The tag would only last for the band's first album, III (more on that shortly). After it was released, the band's thick, mostly-instro guitar soup would breed devout fans who honored the band by showing up to shows with handmade white T-shirts with a Sharpie-scribbled logo: The Fucking Champs. The band decided it would be a good switch. "If you're going to change your name, the big danger is you don't know you're the same band. I figured if we chose the stupidest and the most annoying variation possible that still kept the original word in there somewhere, people would talk about it, promoting it for you by word-of-mouth. Now there are ads in the paper for The Fucking Champs and we never seemed to lose any attendance or anything, so--mission accomplished."

It's a more logical rationale than most would assume, as The Fucking Champs exist...by association...in the pretentious indie underworld, where such a name, not to mention the band's largely metallic, jazzy progressive rock, simply must be derived from some bit of cheeky irony. Not so, says Smith.

"[Stylistically, indie] implies this sappy, sentimental, dull approach that has absolutely nothing to do with what we do. There's this hegemony of influences: if you're not influenced by Television and the Velvet Underground and all these very specific, often New York-related things, there must be some sort of leg-pulling going on, which is really bizarre and arbitrary." By the same token, he continues, the band has little to do with the metal world. TFC is more about finesse and craftsmanship, than speed and brutality. "It just seems like things are based on some weird quantification of the music. I don't know why things have come to that, but it's always made us a little mad, because we put so much time and effort into this and we sort of "mean" every note. If we wanted to be making a joke, we'd be wearing Spandex."

The deliberation is evident throughout the band's discography, from III to their current release, V (all on Drag City, incidentally). The double-disc III, says Smith, was titled and composed with the intent of charting a course parallel to that of Led Zeppelin. "We wanted to skip right to Led Zeppelin III," he laughs, "to get to Physical Graffiti sooner." The record would be a test drive, a mish-mash of sounds and textures to see what worked and what didn't, an intentional flop. "It was sort of like, the flop record where you try to do too many things, just like Led Zep III."

IV would see the band checking out the other side of the fence, toeing a more conventional line with more streamlined, straightforward fare, mostly guitars and drums. V is a homogenization of the two records, albeit with III's "departure-y" tendencies dominating. Smith feels like it sounds the most consistently like TFC, "[although] it's a little more involved."

A little?

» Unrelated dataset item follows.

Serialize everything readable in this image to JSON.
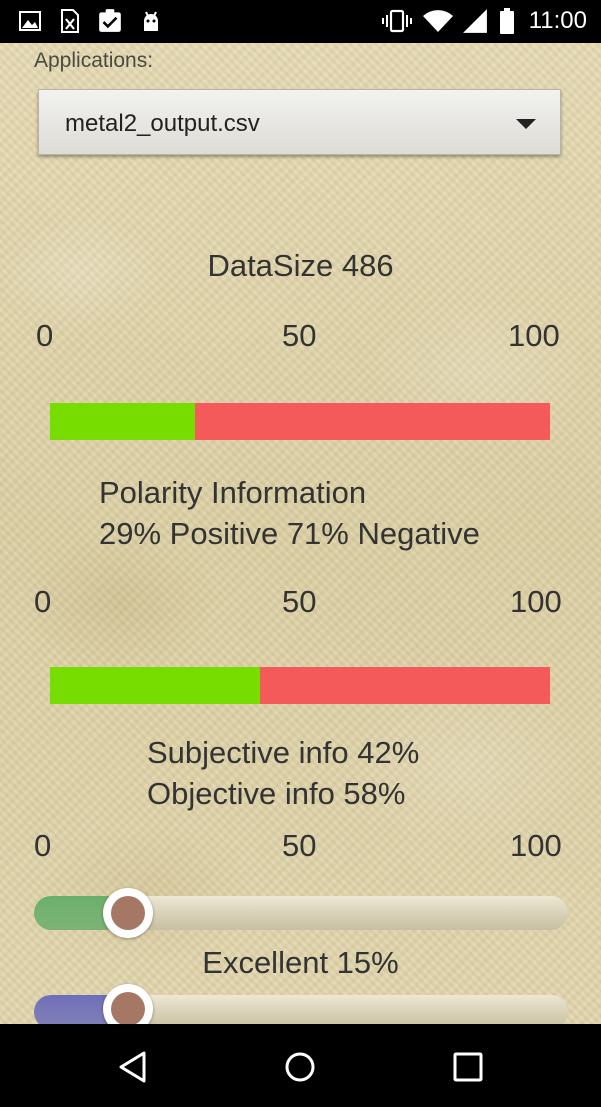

And it's more of a guitar stew, than a soup. Smith, Green and Soete may well be the biggest guitar geeks on the planet. V's juicy jams such as upward spiral "Never Enough Neck (Pts. 1 & 2)", the futuristic 90210 theme "Crummy Lovers Die In The Grave," Bach's "Air On A G-String" and cock-rocky "Major Airbro's Landing," are performed with a vast arsenal of instruments and gear ranging from the customary (Gibson Les Paul Standard, Fender Stratocaster, Marshall amplification, piano, acoustic guitar, synthesizers) to the exotic (custom-made Ron Seargent 9-string guitar...Smith's main ax, guitar synthesizer, the cryptically-named Guitar That Was Made Of Water). Live, Smith explains the more elaborate tunes are difficult to recreate, so it's all guitars and drums.

"We don't have the kind of money to do all the departure stuff. It would entail an extra van for gear and at least one sound guy. Our live shows are pretty much the most fired-up material. We're just up there playing music and sweating a lot. The only real improvisation happens with sneaking some gag into a line that alters it a little bit, mostly just to make the other guy laugh and fuck up."